There are so many layers of deep meaning to these events, but we have time for only one more. To see this one, we need to return to the infancy of Jesus.

Jesus is just under six weeks old, and He is being dedicated at the Temple as was the Jewish custom. Joseph and Mary would carry their precious little bundle through the Gate that led into the Women’s Court (the only one that Mary was permitted to enter) in order to dedicate Him to God.

Luke tells us that when they got there, they presented their two offerings — one a thank offering and one a sin offering.

The THANK OFFERING for the Son God had given them was SUPPOSED to be a lamb. And the SIN OFFERING (the first one of many offered on behalf of a baby’s sin nature and future sins) was to be a dove.

But Joseph and Mary did not bring a lamb and a dove. They brought two doves. Why? According to Leviticus 12:8, IF THE NEW PARENTS WERE TOO POOR TO BRING A LAMB AND A DOVE, THEY WERE PERMITTED TO BRING TWO DOVES INSTEAD …

… One as a “Thank You” to God for their new baby boy, and the OTHER as a sin offering for Him. Once these were given, the woman’s time of ritual purification was officially ended, and the family returned home with God’s blessing.

Joseph and Mary brought the poor people’s offering. No lamb, but two doves.

By this act they would have been saying (in the centuries-old tradition), “THANK YOU for this new little life you have given us.

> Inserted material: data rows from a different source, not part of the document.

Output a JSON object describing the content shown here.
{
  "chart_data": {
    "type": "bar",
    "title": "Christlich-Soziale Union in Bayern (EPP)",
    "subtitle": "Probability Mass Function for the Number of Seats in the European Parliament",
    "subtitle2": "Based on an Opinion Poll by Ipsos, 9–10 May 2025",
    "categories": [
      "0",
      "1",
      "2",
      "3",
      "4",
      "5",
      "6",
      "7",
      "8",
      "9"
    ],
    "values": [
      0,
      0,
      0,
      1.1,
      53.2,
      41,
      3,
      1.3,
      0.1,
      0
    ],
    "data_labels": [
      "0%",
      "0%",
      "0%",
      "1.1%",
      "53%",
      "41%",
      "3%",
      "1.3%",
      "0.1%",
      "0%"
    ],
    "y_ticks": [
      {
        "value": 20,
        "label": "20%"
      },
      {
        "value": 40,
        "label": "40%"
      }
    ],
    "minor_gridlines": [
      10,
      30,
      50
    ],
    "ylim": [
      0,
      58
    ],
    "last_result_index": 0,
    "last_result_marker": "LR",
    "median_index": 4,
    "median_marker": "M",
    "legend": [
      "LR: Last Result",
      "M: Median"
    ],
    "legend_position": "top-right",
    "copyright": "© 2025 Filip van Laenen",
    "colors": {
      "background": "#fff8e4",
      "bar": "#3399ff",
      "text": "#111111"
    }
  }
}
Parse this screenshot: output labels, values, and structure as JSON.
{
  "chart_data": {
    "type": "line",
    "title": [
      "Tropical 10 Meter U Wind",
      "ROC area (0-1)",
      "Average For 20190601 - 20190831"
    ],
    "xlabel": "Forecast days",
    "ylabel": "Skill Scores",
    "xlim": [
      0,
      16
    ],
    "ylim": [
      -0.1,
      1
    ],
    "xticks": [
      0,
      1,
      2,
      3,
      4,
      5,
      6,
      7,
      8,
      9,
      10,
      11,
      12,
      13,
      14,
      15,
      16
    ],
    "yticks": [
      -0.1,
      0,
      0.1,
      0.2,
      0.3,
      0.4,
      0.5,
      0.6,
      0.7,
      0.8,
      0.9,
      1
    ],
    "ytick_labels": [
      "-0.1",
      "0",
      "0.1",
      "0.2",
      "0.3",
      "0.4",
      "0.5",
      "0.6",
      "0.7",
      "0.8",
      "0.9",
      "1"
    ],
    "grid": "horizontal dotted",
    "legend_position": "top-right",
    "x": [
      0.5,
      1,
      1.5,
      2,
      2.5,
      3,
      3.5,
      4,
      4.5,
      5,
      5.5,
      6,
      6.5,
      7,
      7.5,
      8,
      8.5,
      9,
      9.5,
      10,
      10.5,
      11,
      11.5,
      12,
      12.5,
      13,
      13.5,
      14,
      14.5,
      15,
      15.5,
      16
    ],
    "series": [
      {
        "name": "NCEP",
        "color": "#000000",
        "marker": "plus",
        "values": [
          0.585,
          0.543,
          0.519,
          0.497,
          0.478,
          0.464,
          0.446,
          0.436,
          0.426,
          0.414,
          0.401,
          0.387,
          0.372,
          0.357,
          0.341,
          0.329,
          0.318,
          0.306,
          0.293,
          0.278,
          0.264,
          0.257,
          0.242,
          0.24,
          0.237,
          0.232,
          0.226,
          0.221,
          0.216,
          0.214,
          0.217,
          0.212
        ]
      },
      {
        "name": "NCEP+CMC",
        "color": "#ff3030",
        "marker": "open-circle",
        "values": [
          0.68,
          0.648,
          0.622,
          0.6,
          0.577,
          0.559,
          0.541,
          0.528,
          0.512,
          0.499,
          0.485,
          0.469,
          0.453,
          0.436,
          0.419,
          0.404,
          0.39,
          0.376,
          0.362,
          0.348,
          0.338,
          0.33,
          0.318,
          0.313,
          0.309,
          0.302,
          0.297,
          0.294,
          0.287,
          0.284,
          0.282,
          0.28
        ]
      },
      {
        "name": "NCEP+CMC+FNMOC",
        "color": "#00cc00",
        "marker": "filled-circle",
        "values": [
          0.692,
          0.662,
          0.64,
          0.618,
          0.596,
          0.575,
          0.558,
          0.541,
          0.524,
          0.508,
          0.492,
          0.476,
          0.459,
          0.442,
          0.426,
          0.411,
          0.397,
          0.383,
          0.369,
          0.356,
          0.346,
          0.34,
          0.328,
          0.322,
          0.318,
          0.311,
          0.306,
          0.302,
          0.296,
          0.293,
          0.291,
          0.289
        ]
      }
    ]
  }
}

FORGIVE, O LORD, the sins that he will commit during his lifetime!” (This is the origin of the Jewish saying, “Mourn when a child is born, because you do not know what darkness he will have to face in his life, but rejoice when an old man dies, because he has run his race.”)

DO YOU SEE WHERE I AM GOING HERE? On the day that Jesus was baptized, our God, the ULTIMATE MASTER OF SYMBOLISM — returned one of the doves.

It is as if the Father said, “Yes, of course, you may be thankful for Him, and I accept the thank offering. But as to the sin offering? This is MY son. There is NO SIN NATURE in Him inherited from the father’s line. In Him I am WELL PLEASED.”

There are so many beautiful layers to the history of Jesus! ONLY GOD could weave history and symbolism and doctrine and ritual into a braid that He laid upon the shoulders of His Son.

ALL OF HISTORY CLIMAXED IN THE LIFE OF JESUS — and HIS life is now in YOU!

And through HIM the Father says, “You are now My sons and daughters, and no further sacrifice is necessary. In you I am well pleased, because you are now in Him!!”